This part of the famous South West Coastal Path is truly beautiful, with amazing sea views the entire way along. It is highly recommended if you enjoy walking, but this stretch can be quite tricky in places, with slippery muddy sections and some clambering over rocks necessary. It is eight miles in total – and perhaps not a great choice for small children or those with restricted mobility. There is an easier journey slightly inland along the Tinners Way, which, at only 90 minutes long, takes a more direct and level route to Zennor, so this could be a simpler, less strenuous option for some. For the views, however, the coastal route is a must.
Leaving St Ives
Pick up the coastal path from the west side of Porthmeor Beach. Don’t go down to the beach itself, but follow the pathway around the back of the bowling club and out to the headland known as Man’s Head. (At low tide walk down to the shore line and look up at the rock formation – you’ll see why!) The tarmac pathway quickly becomes a rugged trail that descends and ascends along the contours of the coast line. Through the kissing gate you will pass Clodgy Point and continue west – passing small rocky and pebbly coves as you go. In spring the wild flowers here make carpets of different colours, and if you are quiet enough you will see rabbits making the most of the grass. Keep your eyes open for the Trevalgan Stone Circle on your left, one of many examples in this part of Cornwall.
Ups and downs
It is hard work, and you might find your walking speed a lot slower than normal as you tackle the climbs and drops involved. The last time we walked this route we had to negotiate a large patch of mud – making us thankful for our sensible walking boots! The views make it all worthwhile, make sure you look back into St Ives as you go round Pen Enys point to see Porthmeor Beach glimmering in the distance, and keep your eyes peeled in summer for pods of dolphins, sunfish and basking sharks; you might just be lucky! In colder seasons and on stormier days the crashing waves make a good substitute, providing spectacular sights of foaming water and spray.

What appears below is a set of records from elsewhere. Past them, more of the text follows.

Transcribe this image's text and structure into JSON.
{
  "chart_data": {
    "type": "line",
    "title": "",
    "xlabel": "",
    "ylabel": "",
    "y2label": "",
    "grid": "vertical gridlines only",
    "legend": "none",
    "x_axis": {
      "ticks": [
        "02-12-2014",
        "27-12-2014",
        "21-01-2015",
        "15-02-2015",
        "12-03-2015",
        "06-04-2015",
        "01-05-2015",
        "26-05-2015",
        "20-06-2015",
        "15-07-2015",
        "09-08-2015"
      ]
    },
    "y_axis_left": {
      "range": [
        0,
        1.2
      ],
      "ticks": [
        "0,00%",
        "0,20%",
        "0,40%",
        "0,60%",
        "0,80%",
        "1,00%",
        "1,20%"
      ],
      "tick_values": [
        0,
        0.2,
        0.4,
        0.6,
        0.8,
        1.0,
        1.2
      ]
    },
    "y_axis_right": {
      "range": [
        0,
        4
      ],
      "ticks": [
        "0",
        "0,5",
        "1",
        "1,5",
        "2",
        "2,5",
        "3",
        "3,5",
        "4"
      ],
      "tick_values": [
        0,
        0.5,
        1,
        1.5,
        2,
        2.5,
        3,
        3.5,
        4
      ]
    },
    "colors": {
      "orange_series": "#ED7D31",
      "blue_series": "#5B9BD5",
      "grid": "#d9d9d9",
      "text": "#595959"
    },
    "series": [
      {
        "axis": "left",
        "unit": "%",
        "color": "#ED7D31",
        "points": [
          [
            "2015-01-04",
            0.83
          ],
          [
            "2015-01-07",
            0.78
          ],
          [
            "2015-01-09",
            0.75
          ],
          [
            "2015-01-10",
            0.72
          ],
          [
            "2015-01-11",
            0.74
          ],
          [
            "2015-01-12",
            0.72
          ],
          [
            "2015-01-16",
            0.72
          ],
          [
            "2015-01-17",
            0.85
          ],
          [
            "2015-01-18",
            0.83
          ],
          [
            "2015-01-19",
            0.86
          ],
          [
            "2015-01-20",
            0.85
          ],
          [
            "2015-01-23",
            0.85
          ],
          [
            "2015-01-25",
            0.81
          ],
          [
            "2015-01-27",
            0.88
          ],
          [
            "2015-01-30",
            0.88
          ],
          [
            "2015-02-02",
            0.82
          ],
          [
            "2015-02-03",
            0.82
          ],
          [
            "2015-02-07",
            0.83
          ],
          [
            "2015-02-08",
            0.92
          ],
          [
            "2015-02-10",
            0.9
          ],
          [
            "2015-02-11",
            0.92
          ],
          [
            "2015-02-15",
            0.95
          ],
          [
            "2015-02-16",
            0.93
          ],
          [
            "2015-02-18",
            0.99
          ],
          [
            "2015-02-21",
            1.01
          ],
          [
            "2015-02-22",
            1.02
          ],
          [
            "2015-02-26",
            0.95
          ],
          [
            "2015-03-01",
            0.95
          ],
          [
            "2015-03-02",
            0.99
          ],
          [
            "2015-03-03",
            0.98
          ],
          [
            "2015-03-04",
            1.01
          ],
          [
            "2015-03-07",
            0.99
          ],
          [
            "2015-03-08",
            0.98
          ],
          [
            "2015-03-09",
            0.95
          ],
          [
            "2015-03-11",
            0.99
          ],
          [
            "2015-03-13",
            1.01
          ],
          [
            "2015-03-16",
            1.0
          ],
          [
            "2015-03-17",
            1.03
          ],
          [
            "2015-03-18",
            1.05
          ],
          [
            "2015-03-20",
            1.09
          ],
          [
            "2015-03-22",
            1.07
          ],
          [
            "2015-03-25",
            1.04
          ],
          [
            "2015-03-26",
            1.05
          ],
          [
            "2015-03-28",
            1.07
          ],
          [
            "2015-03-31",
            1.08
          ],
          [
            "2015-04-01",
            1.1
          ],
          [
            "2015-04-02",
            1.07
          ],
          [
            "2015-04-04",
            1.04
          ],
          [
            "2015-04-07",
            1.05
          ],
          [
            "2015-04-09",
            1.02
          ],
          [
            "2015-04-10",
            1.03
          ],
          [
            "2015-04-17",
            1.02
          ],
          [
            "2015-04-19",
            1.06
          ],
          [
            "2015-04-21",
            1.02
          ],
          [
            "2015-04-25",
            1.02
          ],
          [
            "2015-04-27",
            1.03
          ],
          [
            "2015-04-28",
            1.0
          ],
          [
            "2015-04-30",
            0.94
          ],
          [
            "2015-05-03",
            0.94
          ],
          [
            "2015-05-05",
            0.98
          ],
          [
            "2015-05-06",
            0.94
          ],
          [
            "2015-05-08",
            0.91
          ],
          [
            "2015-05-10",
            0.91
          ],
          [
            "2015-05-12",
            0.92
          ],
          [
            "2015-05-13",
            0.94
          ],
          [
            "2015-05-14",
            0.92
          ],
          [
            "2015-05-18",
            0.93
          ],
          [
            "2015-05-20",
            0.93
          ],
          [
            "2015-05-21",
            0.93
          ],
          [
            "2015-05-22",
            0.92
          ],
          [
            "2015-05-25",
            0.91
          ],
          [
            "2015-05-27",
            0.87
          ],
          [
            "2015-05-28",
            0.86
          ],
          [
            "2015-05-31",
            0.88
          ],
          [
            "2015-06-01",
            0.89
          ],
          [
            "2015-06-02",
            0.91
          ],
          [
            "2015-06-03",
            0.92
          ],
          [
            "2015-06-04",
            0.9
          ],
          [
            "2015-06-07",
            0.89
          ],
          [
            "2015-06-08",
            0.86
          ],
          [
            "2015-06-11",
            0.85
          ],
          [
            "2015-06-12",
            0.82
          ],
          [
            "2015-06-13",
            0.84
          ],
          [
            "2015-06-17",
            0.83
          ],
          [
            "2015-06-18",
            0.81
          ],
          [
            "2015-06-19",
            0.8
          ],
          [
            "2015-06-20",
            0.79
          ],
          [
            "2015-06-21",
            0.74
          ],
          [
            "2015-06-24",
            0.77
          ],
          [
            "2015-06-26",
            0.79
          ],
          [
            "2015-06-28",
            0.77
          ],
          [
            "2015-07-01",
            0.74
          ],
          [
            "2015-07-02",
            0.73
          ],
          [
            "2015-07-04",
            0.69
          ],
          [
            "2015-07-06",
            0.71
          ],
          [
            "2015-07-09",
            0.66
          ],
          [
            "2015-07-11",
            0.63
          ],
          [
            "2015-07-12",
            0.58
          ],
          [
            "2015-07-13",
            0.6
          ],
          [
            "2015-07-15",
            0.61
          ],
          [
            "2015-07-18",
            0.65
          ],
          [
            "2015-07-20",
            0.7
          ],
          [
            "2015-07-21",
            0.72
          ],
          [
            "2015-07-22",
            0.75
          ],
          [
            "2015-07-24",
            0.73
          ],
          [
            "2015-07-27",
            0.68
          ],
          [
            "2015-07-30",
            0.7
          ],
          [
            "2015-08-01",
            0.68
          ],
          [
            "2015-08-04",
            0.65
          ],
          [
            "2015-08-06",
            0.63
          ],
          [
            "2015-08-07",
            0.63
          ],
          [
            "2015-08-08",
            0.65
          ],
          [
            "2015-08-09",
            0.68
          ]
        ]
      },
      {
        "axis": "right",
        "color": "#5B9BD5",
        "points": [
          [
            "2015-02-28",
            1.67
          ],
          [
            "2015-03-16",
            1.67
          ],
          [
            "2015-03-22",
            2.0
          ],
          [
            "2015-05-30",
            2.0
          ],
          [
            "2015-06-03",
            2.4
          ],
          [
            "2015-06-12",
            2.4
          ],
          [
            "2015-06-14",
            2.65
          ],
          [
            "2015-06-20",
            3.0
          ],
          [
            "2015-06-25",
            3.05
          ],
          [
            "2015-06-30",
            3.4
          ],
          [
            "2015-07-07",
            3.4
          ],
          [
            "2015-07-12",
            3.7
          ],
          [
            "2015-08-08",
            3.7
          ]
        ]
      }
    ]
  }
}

As you near Zennor the route becomes, if anything, more taxing, with large boulders blocking the way – it doesn’t make the walk impossible, but those not used to conditions like this may find it challenging. We have always loved these sections of the pathway as it adds to the feeling of being an intrepid explorer! As you near Zennor itself, the thought of lunch at the Tinners’ Arms will sustain you. This pub, a favourite place of DH Lawrence, was built to house the masons working on the nearby church in 1271, and it is a traditional pub with a cosy friendly atmosphere. The menu changes daily, and lunches are reasonable and delicious. A great place to celebrate the end of your walk and recharge your batteries.
There are buses from Zennor to St Ives if the thought of retracing your steps does not appeal – some walkers recommend catching the bus to Zennor first and walking back to avoid waiting around for return transport– but then of course, lunch at the Tinners’ Arms would not be the reward for your effort! Whichever way you choose, this walk is a real treat, but do prepare yourself properly with sturdy boots and expect some tough sections.